Print Feedback Export to File
3271953 
Book/Book Chapter 
The recovery of a simplified lichen community near the Palmerton Zinc Smelter after 34 years 
Howe, NM; Lendemer, JC 
2011 
Bibliotheca Lichenologica 
106 
127-142 
In a landmark study in 1972, Thomas H. Nash III surveyed the lichen communities in the vicinity of the Lehigh Gap, Pennsylvania immediately downwind of a large-scale operating zinc smelter in the city of Palmerton, Pennsylvania and compared them to those of a relatively unpolluted site approximately 30 miles away in the Delaware Water Gap. He found that the lichen cover and diversity were considerably lower in the highly contaminated sites of the Lehigh Gap, and concluded that lichen diversity and abundance had been severely negatively impacted by the air pollution emanating from the zinc smelter there.
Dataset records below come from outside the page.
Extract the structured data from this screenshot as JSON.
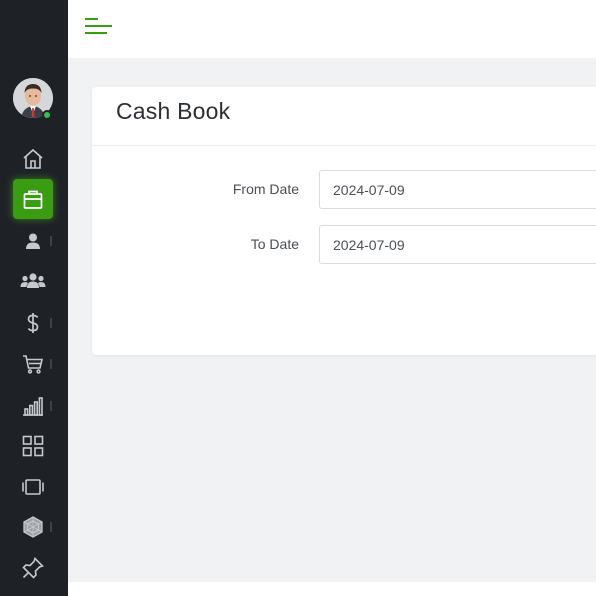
{
  "page": {
    "title": "Cash Book"
  },
  "colors": {
    "accent": "#3a9c12",
    "sidebar_bg": "#1e2227",
    "online": "#3ac04a",
    "icon": "#c5c9ce"
  },
  "sidebar": {
    "items": [
      {
        "icon": "home-icon"
      },
      {
        "icon": "shopping-bag-icon",
        "active": true
      },
      {
        "icon": "user-icon"
      },
      {
        "icon": "users-icon"
      },
      {
        "icon": "dollar-icon"
      },
      {
        "icon": "cart-icon"
      },
      {
        "icon": "bar-chart-icon"
      },
      {
        "icon": "grid-icon"
      },
      {
        "icon": "slides-icon"
      },
      {
        "icon": "hexagon-icon"
      },
      {
        "icon": "pin-icon"
      }
    ]
  },
  "topbar": {
    "menu_icon": "menu-toggle-icon"
  },
  "form": {
    "from_date": {
      "label": "From Date",
      "value": "2024-07-09"
    },
    "to_date": {
      "label": "To Date",
      "value": "2024-07-09"
    }
  }
}
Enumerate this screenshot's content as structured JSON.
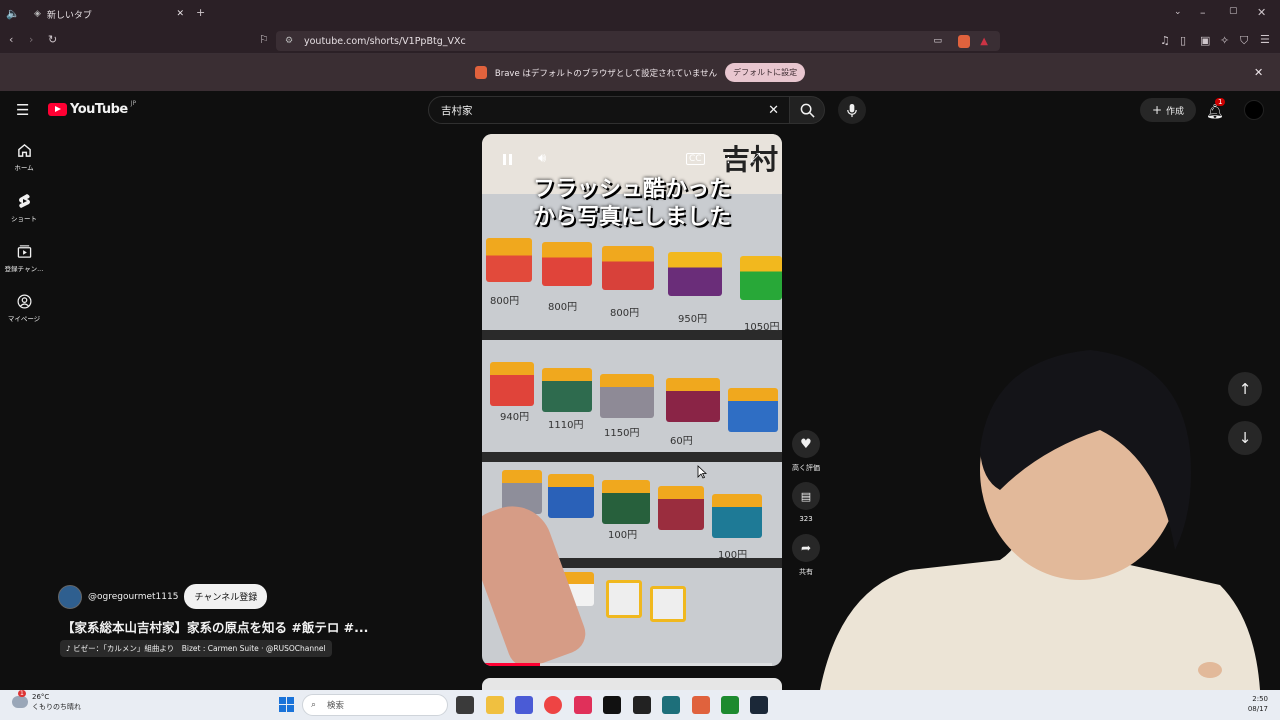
{
  "browser": {
    "tab_title": "新しいタブ",
    "url": "youtube.com/shorts/V1PpBtg_VXc",
    "infobar_text": "Brave はデフォルトのブラウザとして設定されていません",
    "infobar_button": "デフォルトに設定"
  },
  "youtube": {
    "logo_text": "YouTube",
    "logo_region": "JP",
    "search_value": "吉村家",
    "create_label": "作成",
    "notification_count": "1",
    "sidebar": [
      {
        "label": "ホーム",
        "icon": "home-icon"
      },
      {
        "label": "ショート",
        "icon": "shorts-icon"
      },
      {
        "label": "登録チャン...",
        "icon": "subscriptions-icon"
      },
      {
        "label": "マイページ",
        "icon": "profile-icon"
      }
    ]
  },
  "video": {
    "overlay_text_line1": "フラッシュ酷かった",
    "overlay_text_line2": "から写真にしました",
    "corner_sign": "吉村",
    "prices": [
      "800円",
      "800円",
      "800円",
      "950円",
      "1050円",
      "940円",
      "1110円",
      "1150円",
      "60円",
      "100円",
      "100円"
    ],
    "progress_pct": 20
  },
  "actions": {
    "like_label": "高く評価",
    "comment_count": "323",
    "share_label": "共有"
  },
  "channel": {
    "handle": "@ogregourmet1115",
    "subscribe_label": "チャンネル登録",
    "video_title": "【家系総本山吉村家】家系の原点を知る #飯テロ #...",
    "music": "♪ ビゼー：「カルメン」組曲より　Bizet : Carmen Suite · @RUSOChannel"
  },
  "taskbar": {
    "weather_temp": "26°C",
    "weather_desc": "くもりのち晴れ",
    "search_placeholder": "検索",
    "time": "2:50",
    "date": "08/17",
    "weather_badge": "1"
  }
}
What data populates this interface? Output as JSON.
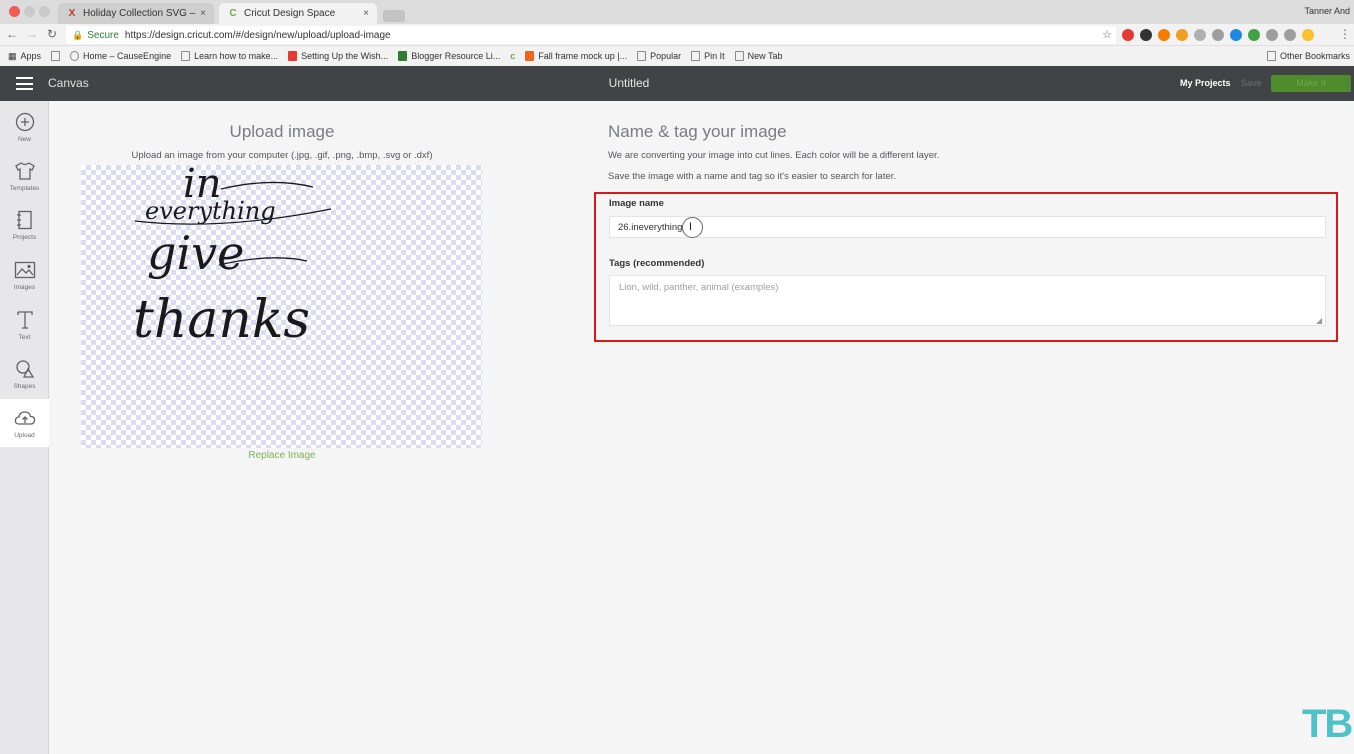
{
  "browser": {
    "tabs": [
      {
        "title": "Holiday Collection SVG – Maki",
        "icon": "X"
      },
      {
        "title": "Cricut Design Space",
        "icon": "C"
      }
    ],
    "user": "Tanner And",
    "secure_label": "Secure",
    "url": "https://design.cricut.com/#/design/new/upload/upload-image",
    "bookmarks": [
      {
        "label": "Apps"
      },
      {
        "label": ""
      },
      {
        "label": "Home – CauseEngine"
      },
      {
        "label": "Learn how to make..."
      },
      {
        "label": "Setting Up the Wish..."
      },
      {
        "label": "Blogger Resource Li..."
      },
      {
        "label": ""
      },
      {
        "label": "Fall frame mock up |..."
      },
      {
        "label": "Popular"
      },
      {
        "label": "Pin It"
      },
      {
        "label": "New Tab"
      }
    ],
    "other_bookmarks": "Other Bookmarks",
    "extension_colors": [
      "#e53935",
      "#333333",
      "#f57c00",
      "#f0a020",
      "#b0b0b0",
      "#9e9e9e",
      "#1e88e5",
      "#43a047",
      "#9e9e9e",
      "#9e9e9e",
      "#fbc02d"
    ]
  },
  "header": {
    "canvas_label": "Canvas",
    "doc_title": "Untitled",
    "my_projects": "My Projects",
    "save": "Save",
    "make_it": "Make It"
  },
  "sidebar": {
    "items": [
      {
        "label": "New",
        "icon": "plus-circle-icon"
      },
      {
        "label": "Templates",
        "icon": "shirt-icon"
      },
      {
        "label": "Projects",
        "icon": "notebook-icon"
      },
      {
        "label": "Images",
        "icon": "image-icon"
      },
      {
        "label": "Text",
        "icon": "text-icon"
      },
      {
        "label": "Shapes",
        "icon": "shapes-icon"
      },
      {
        "label": "Upload",
        "icon": "cloud-upload-icon"
      }
    ]
  },
  "upload": {
    "title": "Upload image",
    "subtitle": "Upload an image from your computer (.jpg, .gif, .png, .bmp, .svg or .dxf)",
    "lettering": [
      "in",
      "everything",
      "give",
      "thanks"
    ],
    "replace_link": "Replace Image"
  },
  "name_tag": {
    "title": "Name & tag your image",
    "desc1": "We are converting your image into cut lines. Each color will be a different layer.",
    "desc2": "Save the image with a name and tag so it's easier to search for later.",
    "image_name_label": "Image name",
    "image_name_value": "26.ineverything",
    "tags_label": "Tags (recommended)",
    "tags_placeholder": "Lion, wild, panther, animal (examples)"
  },
  "watermark": "TB"
}
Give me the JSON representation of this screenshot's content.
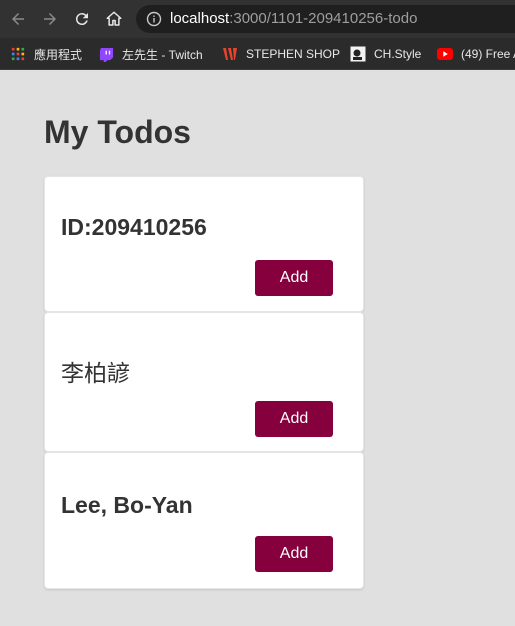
{
  "browser": {
    "url_host": "localhost",
    "url_path": ":3000/1101-209410256-todo",
    "bookmarks": [
      {
        "label": "應用程式",
        "icon": "apps-grid-icon"
      },
      {
        "label": "左先生 - Twitch",
        "icon": "twitch-icon"
      },
      {
        "label": "STEPHEN SHOP",
        "icon": "stephen-shop-icon"
      },
      {
        "label": "CH.Style",
        "icon": "chstyle-icon"
      },
      {
        "label": "(49) Free A",
        "icon": "youtube-icon"
      }
    ]
  },
  "page": {
    "title": "My Todos",
    "todos": [
      {
        "text": "ID:209410256",
        "button_label": "Add"
      },
      {
        "text": "李柏諺",
        "button_label": "Add"
      },
      {
        "text": "Lee, Bo-Yan",
        "button_label": "Add"
      }
    ]
  },
  "colors": {
    "page_background": "#e0e0e0",
    "button_background": "#85003d",
    "title_text": "#333333",
    "browser_toolbar": "#323232",
    "bookmark_bar": "#2b2b2b"
  }
}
In 2006, we repeated Nash's study of lichens in the Lehigh Gap using the same methodology in order to see what changes had occurred in the intervening 34 years with cessation of zinc smelting in 1980. We found increased lichen cover and species diversity in comparing the data from 1972 and 2006. In total across all transects, lichen cover on rocks and soils went from 7.6 m(2) to 22 m(2) (296% increase) and in corticolous lichens, the cover went from 0.60 m(2) to 1.4 m(2) (229% increase). Species diversities (as measured by the Shannon-Wiener diversity index) increased concurrently. The average diversity of transects through rocks and soils at the Lehigh Gap increased from 0.32 to 2.7 (859%), and average corticolous lichen diversity increased from .42 to 1.5 (348%) We conclude that the lichen community is recovering on the basis of increased lichen diversity and lichen cover.